Joining Douglas in presenting the bill was Greg Chafuen, senior counsel for the conservative Christian advocacy legal group Alliance Defending Freedom. Current U.S. House Speaker Mike Johnson got his entry into politics working for Alliance Defending Freedom. Lawyers with the organization, which wrote the model for Mississippi’s anti-abortion legislation, which was challenged and eventually led to the overturning of Roe v. Wade in a 2022 U.S. Supreme Court case.
The Alliance Defending Freedom has successfully passed similar bills in Tennessee, Idaho, Montana and elsewhere.
Douglas made the point that giving providers an out from performing medical care they disagree with could improve care.
“This bill protects those who wish to follow their strongly held conscious beliefs, as long as it does not put others in danger or even interfere with the rights of others,” Douglas said. “There are always other health care providers that they can use as options, that the patient can seek — and after all, no patient wants a healthcare worker, especially a physician, to do something they’re not comfortable doing, or do something that they’re not trained to do.”
Douglas also said that opposition to the bill was informed by unwarranted “fears” and emotion. He argued that patients are responsible for most medical outcomes, not providers.
He added that providers shouldn’t be criticized for not wanting to go along with “psychosocial changes” in society.
Sen.
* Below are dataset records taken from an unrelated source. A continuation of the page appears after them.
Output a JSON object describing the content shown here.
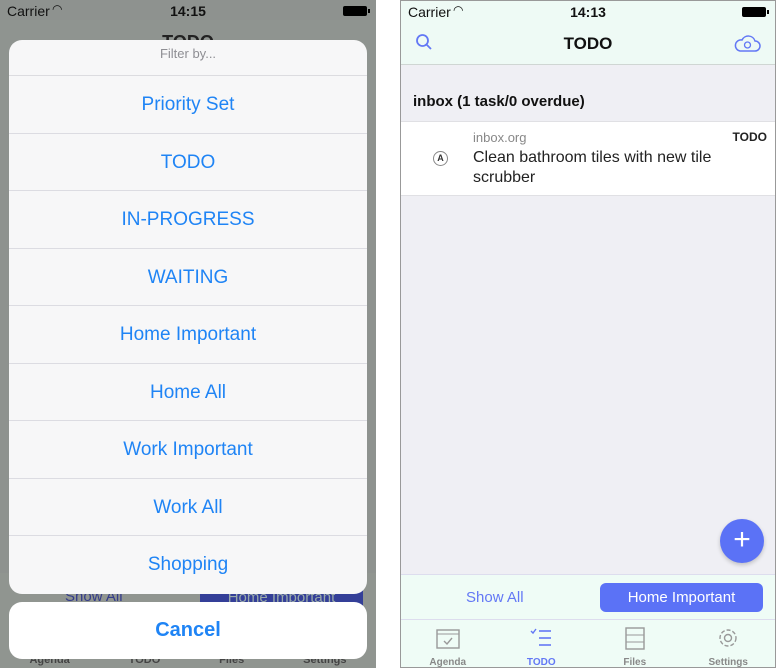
{
  "left": {
    "status": {
      "carrier": "Carrier",
      "time": "14:15"
    },
    "background": {
      "title": "TODO",
      "show_all": "Show All",
      "home_important": "Home Important",
      "tabs": [
        "Agenda",
        "TODO",
        "Files",
        "Settings"
      ]
    },
    "sheet": {
      "title": "Filter by...",
      "options": [
        "Priority Set",
        "TODO",
        "IN-PROGRESS",
        "WAITING",
        "Home Important",
        "Home All",
        "Work Important",
        "Work All",
        "Shopping"
      ],
      "cancel": "Cancel"
    }
  },
  "right": {
    "status": {
      "carrier": "Carrier",
      "time": "14:13"
    },
    "nav": {
      "title": "TODO",
      "left_icon": "search-icon",
      "right_icon": "cloud-sync-icon"
    },
    "section": "inbox (1 task/0 overdue)",
    "task": {
      "file": "inbox.org",
      "keyword": "TODO",
      "priority": "A",
      "title": "Clean bathroom tiles with new tile scrubber"
    },
    "fab": "+",
    "filters": {
      "show_all": "Show All",
      "home_important": "Home Important"
    },
    "tabs": [
      {
        "label": "Agenda",
        "icon": "calendar-icon"
      },
      {
        "label": "TODO",
        "icon": "checklist-icon",
        "active": true
      },
      {
        "label": "Files",
        "icon": "cabinet-icon"
      },
      {
        "label": "Settings",
        "icon": "gear-icon"
      }
    ],
    "accent": "#5b72f6"
  }
}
Steve Rawlings, R-Union, said he had heard from University of Kentucky College of Medicine students concerned about “their conscience rights,” who decided to move to Florida, where a similar bill is state law.
“I don’t see this as a withholding care type of bill. This is about recruiting doctors and upholding their conscience rights,” Rawlings said.
Sen. Danny Carroll, R-Paducah, voted for the bill, but expressed a desire to narrow it.
“I struggle with the fact that I’ve not received one phone call from any physician my district,” Carroll said. “It’s not that I disagree with the moral connotations of this ... I think maybe a narrowing of this bill would be in order to address, maybe, elective procedures that would be in conflict.”